Figure 2 Cohort-derivation flowchart. Abbreviations: ICD, implantable cardioverter-defibrillator; MPN, Medicare provider number.

Table 3 Key characteristics of patients receiving dual-chamber ICDs, 2006–2010 (n=71,948) Notes: aAdmitted for clinical management and ICD implanted during course of hospitalization; breceipt of optimal medical therapy at discharge, when there was no contraindication, included aspirin, statin, β-blocker, and angiotensin-converting-enzyme inhibitor or angiotensin II-receptor blocker. Abbreviation: ICDs, implantable cardioverter–defibrillators.

Table 4 Key characteristics of patients receiving dual-chamber ICDs, 2006–2010 by device Notes: aAdmitted for clinical management and ICD implanted during course of hospitalization; breceipt of optimal medical therapy at discharge, when there was no contraindication, included aspirin, statin, β-blocker, and angiotensin-converting-enzyme inhibitor or angiotensin II-receptor blocker. Abbreviations: ICDs, implantable cardioverter–defibrillators; NYHA, New York Heart Association.

Dual-chamber ICD volume and safety signals

In total, there were 16,397 deaths within 3 years after implantation, 20,556 ED visits and hospitalizations for ICD-related adverse events within 3 years after implantation, 1,275 for procedural complications within 90 days after implantation, and 8,026 inpatient and outpatient visits for ICD-site reoperations. Figure 3 displays a Kaplan–Meier survival curve illustrating freedom from death or nonfatal ICD-related adverse events among the full sample of Medicare fee-for-service beneficiaries.

Figure 3 Kaplan–Meier survival curve. Note: Freedom from death or nonfatal ICD-related adverse events among Medicare fee-for-service beneficiaries undergoing dual-chamber ICD implantation, 2006–2010. Abbreviation: ICD, implantable cardioverter–defibrillator.

Cumulative implantation volumes for eleven dual-chamber ICDs implanted 2,000 times or more among Medicare fee-for-service beneficiaries during this period are displayed in Figure 4. While cumulative volume did not exceed 2,400 implantations for four devices, the two most commonly implanted dual-chamber ICDs had cumulative volumes of 7,891 and 18,093.
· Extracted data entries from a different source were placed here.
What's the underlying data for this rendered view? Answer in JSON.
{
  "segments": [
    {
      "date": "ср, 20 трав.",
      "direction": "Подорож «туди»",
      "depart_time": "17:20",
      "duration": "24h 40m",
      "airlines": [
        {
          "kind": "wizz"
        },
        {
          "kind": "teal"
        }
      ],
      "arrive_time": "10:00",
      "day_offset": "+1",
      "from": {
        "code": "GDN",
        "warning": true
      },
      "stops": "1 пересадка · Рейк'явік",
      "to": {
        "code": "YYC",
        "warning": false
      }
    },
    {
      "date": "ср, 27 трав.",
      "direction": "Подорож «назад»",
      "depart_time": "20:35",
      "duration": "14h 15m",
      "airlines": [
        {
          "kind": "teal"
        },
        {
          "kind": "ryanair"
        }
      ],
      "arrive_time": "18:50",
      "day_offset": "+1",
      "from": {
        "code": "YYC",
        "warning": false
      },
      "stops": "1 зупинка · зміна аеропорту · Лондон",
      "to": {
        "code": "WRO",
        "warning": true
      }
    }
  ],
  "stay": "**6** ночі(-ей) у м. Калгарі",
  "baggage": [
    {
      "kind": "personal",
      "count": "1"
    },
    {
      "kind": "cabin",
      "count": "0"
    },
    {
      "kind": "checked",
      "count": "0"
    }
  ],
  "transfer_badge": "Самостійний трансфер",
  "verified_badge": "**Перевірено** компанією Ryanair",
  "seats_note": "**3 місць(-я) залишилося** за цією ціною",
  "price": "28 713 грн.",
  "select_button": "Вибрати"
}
Figure 4 Cumulative implantation volume for the eleven dual-chamber ICDs. Note: ICDs implanted 2,000 times or more among Medicare fee-for-service beneficiaries, 2006–2010. Abbreviation: ICDs, implantable cardioverter–defibrillators.

Signal-detection analyses focused on the eleven dual-chamber ICDs implanted 2,000 times or more, among which cumulative unadjusted event rates following 3 years of surveillance varied. Cumulative death rates ranged from 12.8% (95% CI 12.3%–13.3%) to 20.9% (95% CI 19.3%–22.7%). Cumulative nonfatal ICD-related adverse-event rates ranged from 19.3% (95% CI 18.2%–20.5%) to 26.3% (95% CI 24.5%–28.1%). Finally, cumulative rates of death or nonfatal ICD-related adverse events ranged from 27.1% (95% CI 26.5%–27.8%) to 37.6% (95% CI 35.5%–39.8%). Among nonfatal ICD-related adverse events, the most common were ED visits or hospitalizations for device failure, infection, or device malfunction, and inpatient or outpatient visits for ICD-site generator reoperation (with or without lead reoperation) or lead reoperation only (Table 5).
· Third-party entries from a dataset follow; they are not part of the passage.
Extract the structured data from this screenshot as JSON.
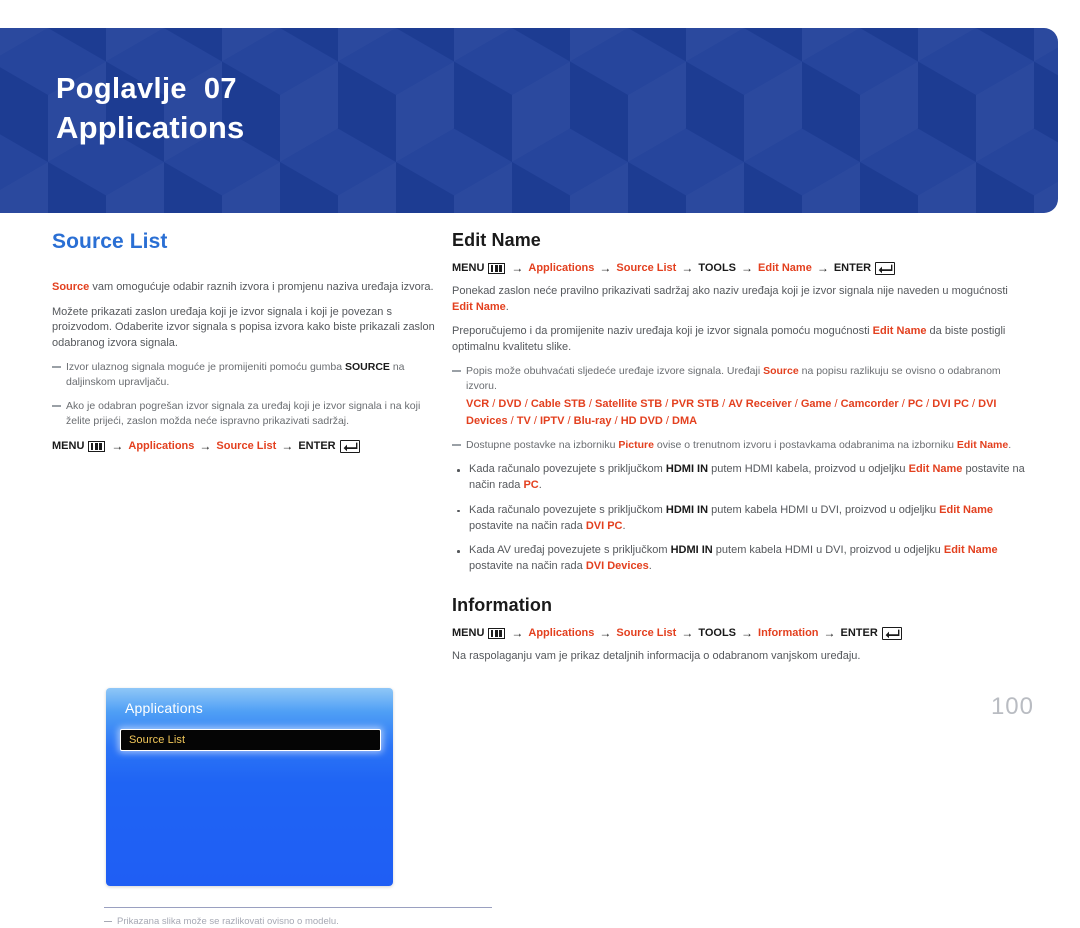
{
  "banner": {
    "chapter": "Poglavlje  07",
    "title": "Applications"
  },
  "left": {
    "heading": "Source List",
    "intro_bold": "Source",
    "intro_rest": " vam omogućuje odabir raznih izvora i promjenu naziva uređaja izvora.",
    "para2": "Možete prikazati zaslon uređaja koji je izvor signala i koji je povezan s proizvodom. Odaberite izvor signala s popisa izvora kako biste prikazali zaslon odabranog izvora signala.",
    "note1_pre": "Izvor ulaznog signala moguće je promijeniti pomoću gumba ",
    "note1_bold": "SOURCE",
    "note1_post": " na daljinskom upravljaču.",
    "note2": "Ako je odabran pogrešan izvor signala za uređaj koji je izvor signala i na koji želite prijeći, zaslon možda neće ispravno prikazivati sadržaj.",
    "menupath": {
      "menu": "MENU",
      "menu_icon": "menu-bars-icon",
      "step1": "Applications",
      "step2": "Source List",
      "enter": "ENTER",
      "enter_icon": "enter-return-icon",
      "arrow": "→"
    },
    "tv": {
      "title": "Applications",
      "selected_row": "Source List"
    },
    "footnote": "Prikazana slika može se razlikovati ovisno o modelu."
  },
  "right": {
    "edit_name": {
      "heading": "Edit Name",
      "menupath": {
        "menu": "MENU",
        "menu_icon": "menu-bars-icon",
        "step1": "Applications",
        "step2": "Source List",
        "step3": "TOOLS",
        "step4": "Edit Name",
        "enter": "ENTER",
        "enter_icon": "enter-return-icon",
        "arrow": "→"
      },
      "para1_pre": "Ponekad zaslon neće pravilno prikazivati sadržaj ako naziv uređaja koji je izvor signala nije naveden u mogućnosti ",
      "para1_bold": "Edit Name",
      "para1_post": ".",
      "para2_pre": "Preporučujemo i da promijenite naziv uređaja koji je izvor signala pomoću mogućnosti ",
      "para2_bold": "Edit Name",
      "para2_post": " da biste postigli optimalnu kvalitetu slike.",
      "note1_pre": "Popis može obuhvaćati sljedeće uređaje izvore signala. Uređaji ",
      "note1_bold": "Source",
      "note1_post": " na popisu razlikuju se ovisno o odabranom izvoru.",
      "device_list": [
        "VCR",
        "DVD",
        "Cable STB",
        "Satellite STB",
        "PVR STB",
        "AV Receiver",
        "Game",
        "Camcorder",
        "PC",
        "DVI PC",
        "DVI Devices",
        "TV",
        "IPTV",
        "Blu-ray",
        "HD DVD",
        "DMA"
      ],
      "note2_pre": "Dostupne postavke na izborniku ",
      "note2_bold1": "Picture",
      "note2_mid": " ovise o trenutnom izvoru i postavkama odabranima na izborniku ",
      "note2_bold2": "Edit Name",
      "note2_post": ".",
      "bullets": [
        {
          "p1": "Kada računalo povezujete s priključkom ",
          "b1": "HDMI IN",
          "p2": " putem HDMI kabela, proizvod u odjeljku ",
          "b2": "Edit Name",
          "p3": " postavite na način rada ",
          "b3": "PC",
          "p4": "."
        },
        {
          "p1": "Kada računalo povezujete s priključkom ",
          "b1": "HDMI IN",
          "p2": " putem kabela HDMI u DVI, proizvod u odjeljku ",
          "b2": "Edit Name",
          "p3": " postavite na način rada ",
          "b3": "DVI PC",
          "p4": "."
        },
        {
          "p1": "Kada AV uređaj povezujete s priključkom ",
          "b1": "HDMI IN",
          "p2": " putem kabela HDMI u DVI, proizvod u odjeljku ",
          "b2": "Edit Name",
          "p3": " postavite na način rada ",
          "b3": "DVI Devices",
          "p4": "."
        }
      ]
    },
    "information": {
      "heading": "Information",
      "menupath": {
        "menu": "MENU",
        "menu_icon": "menu-bars-icon",
        "step1": "Applications",
        "step2": "Source List",
        "step3": "TOOLS",
        "step4": "Information",
        "enter": "ENTER",
        "enter_icon": "enter-return-icon",
        "arrow": "→"
      },
      "para": "Na raspolaganju vam je prikaz detaljnih informacija o odabranom vanjskom uređaju."
    }
  },
  "page_number": "100",
  "colors": {
    "banner_blue": "#1f3f99",
    "heading_blue": "#2a6fd4",
    "accent_orange": "#e3401f",
    "tv_blue": "#1f5ef4",
    "tv_highlight_text": "#f2c85a",
    "muted_text": "#55585c",
    "page_number_gray": "#b9bcc2"
  }
}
Table 5 Cumulative unadjusted rates of death, nonfatal AEs, and death or nonfatal AEs for eleven commonly used dual-chamber ICDs, 2006–2010 Notes: aAll event categories defined in Tables 1 and 2; bevent surveillance for 3 years postimplantation; cevent surveillance for 90 days postimplantation. Abbreviations: ICDs, implantable cardioverter–defibrillators; AEs, adverse events; PC, procedural complication.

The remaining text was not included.